Large quantities of heavy Japanese supplies and some troops were moved by rail from Indo-China and Thailand into northern Malaya. To facilitate repair of railroads and bridges, apparently large stocks of railroad materiel were accumulated in Indo-China before the invasion of Malaya. Japanese engineers appear capable of making quick temporary repairs to damaged railroad and highway bridges.

d. By Air

The Japanese have used air transports for both personnel and supplies, but the extent of such activities is not known. They used 100 transports in a parachute attack on Palembang, Sumatra, and, according to reports, 1,500 troops were transported by air, apparently from Bangkok, possibly from Hanoi, to the vicinity of Chieng-mai in Thailand. It is believed that the enemy uses transport aircraft for aviation supplies, although no detailed intelligence has been received to this effect. It is definitely known that air-borne troops have been trained and that the Japanese began a study of the possibilities of air transport some time before war began.

e. By Bicycles

The Japanese utilized a large number of locally obtained bicycles in Malaya to move troops and light equipment to the front. Usually the riders traveled along the road in single file. Mortars, mortar ammunition, and small arms ammunition were carried on an iron-wheeled vehicle which was attached by a chain to a tandem bicycle propelled by three men.

6. TACTICS

a. Offensive (1) Approach march.—The Japanese company uses roads as far as possible until contact with the enemy is made.
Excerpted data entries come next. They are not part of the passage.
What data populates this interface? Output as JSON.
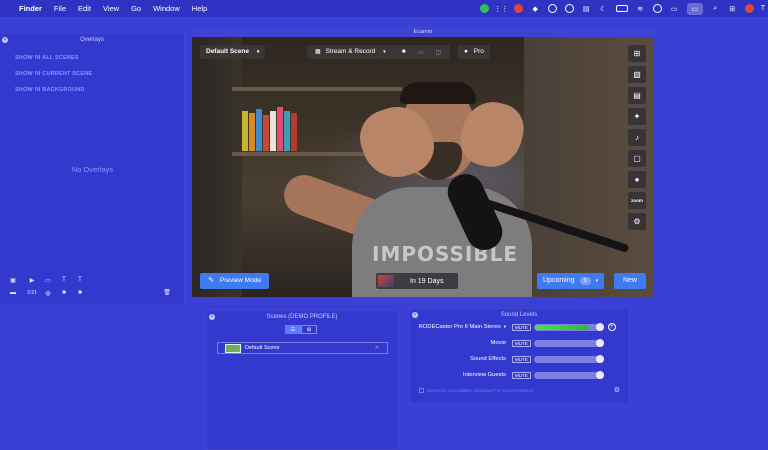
{
  "menubar": {
    "app": "Finder",
    "items": [
      "File",
      "Edit",
      "View",
      "Go",
      "Window",
      "Help"
    ],
    "right_text": "T"
  },
  "overlays": {
    "title": "Overlays",
    "links": [
      "SHOW IN ALL SCENES",
      "SHOW IN CURRENT SCENE",
      "SHOW IN BACKGROUND"
    ],
    "empty": "No Overlays",
    "timer_label": "3:21"
  },
  "ecamm": {
    "title": "Ecamm",
    "scene": "Default Scene",
    "stream_mode": "Stream & Record",
    "pro": "Pro",
    "shirt_text": "IMPOSSIBLE",
    "zoom_label": "zoom",
    "preview_mode": "Preview Mode",
    "event_countdown": "In 19 Days",
    "upcoming_label": "Upcoming",
    "upcoming_count": "3",
    "new_label": "New"
  },
  "scenes": {
    "title": "Scenes (DEMO PROFILE)",
    "items": [
      "Default Scene"
    ]
  },
  "sound": {
    "title": "Sound Levels",
    "rows": [
      {
        "label": "RODECaster Pro II Main Stereo",
        "mute": "MUTE",
        "level": 0.78
      },
      {
        "label": "Movie",
        "mute": "MUTE",
        "level": 0
      },
      {
        "label": "Sound Effects",
        "mute": "MUTE",
        "level": 0
      },
      {
        "label": "Interview Guests",
        "mute": "MUTE",
        "level": 0
      }
    ],
    "footer": "Use Echo Cancellation (Disabled For Current Device)"
  },
  "colors": {
    "desktop": "#3a3fd6",
    "accent": "#3f7af0",
    "meter_green": "#4de14d"
  }
}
One squad1 of each platoon usually travels along the sides of the road and the other squads travel under any available cover on each flank. The leading element of the company consists of 6 scouts, who range about 350 yards ahead of No. 2 platoon (fig. 1). Back of this platoon by 200 to 350 yards is company headquarters, followed closely by No. 3 platoon and then No. 1 platoon. When the squad uses scouts to locate hostile positions, the scouts return to the squad before the attack.
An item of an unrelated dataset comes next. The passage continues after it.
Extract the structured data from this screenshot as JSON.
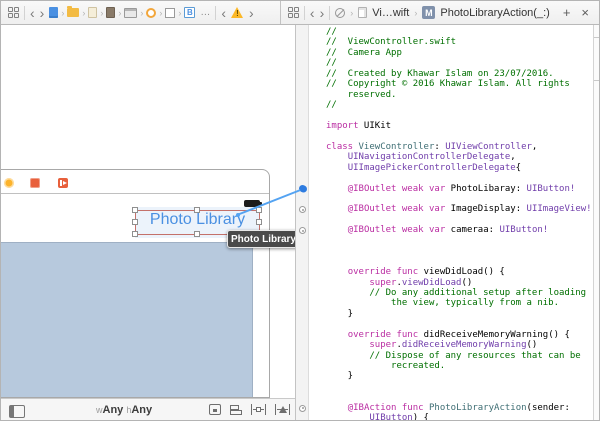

(2) Infiltration.—Once having made contact with the opposition, the Japanese avoid frontal attacks in force and send patrols around the flanks and to the rear of their opposition. These patrols usually are small, consisting of from two to a few dozen men. They are dressed lightly but are armed with light machine guns. Each man carries enough concentrated food to keep him going for several days. These men apparently have been trained thoroughly, hardened for jungle warfare, and given wide discretion as to tactics. They are expert swimmers and boatmen and are otherwise qualified to overcome the difficulties of jungle warfare. They have been instructed to look upon woods and water as means, not obstacles. In the initial stages of the infiltration attacks, small patrols creep noiselessly around the flanks or between defense points to surround the opposition. Usually they remain quiet until their comrades in front of the defenders feint a heavy frontal attack. Then the infiltration patrols open automatic fire to give opposing forces the impression that they have been surrounded. The patrols keep moving about while firing and even when fired on. The volume of fire produced by an unusually large number of automatic weapons in the hands of the patrols and front-line troops indicates stronger forces than those actually engaged. Sometimes the Japanese have set off firecrackers and have made other noises to imitate fire. Sometimes great batches of firecrackers are dropped from planes, with a lighted fuze to ignite them after they fall.

The Japanese seek by these tactics to confuse the defenders; to force quick withdrawals with the hopes of capturing large quantities of weapons, transport, supplies, and men; and to destroy command posts. To aid in accomplishing these aims, some of the patrols are assigned specifically to block roads to the rear.

Figure 1. Approach march of Japanese infantry company.


During the Malayan campaign, such infiltration tactics were a constant menace to British artillery, particularly columns on roads. Japanese parties infiltrated between the elements of the columns and prevented them from advancing or retreating. Artillery communication wire in forward zones was cut by the Japanese or native partisans almost as soon as it was laid. After cutting the wire, the enemy troops often hid nearby and fired on the line guards when they approached.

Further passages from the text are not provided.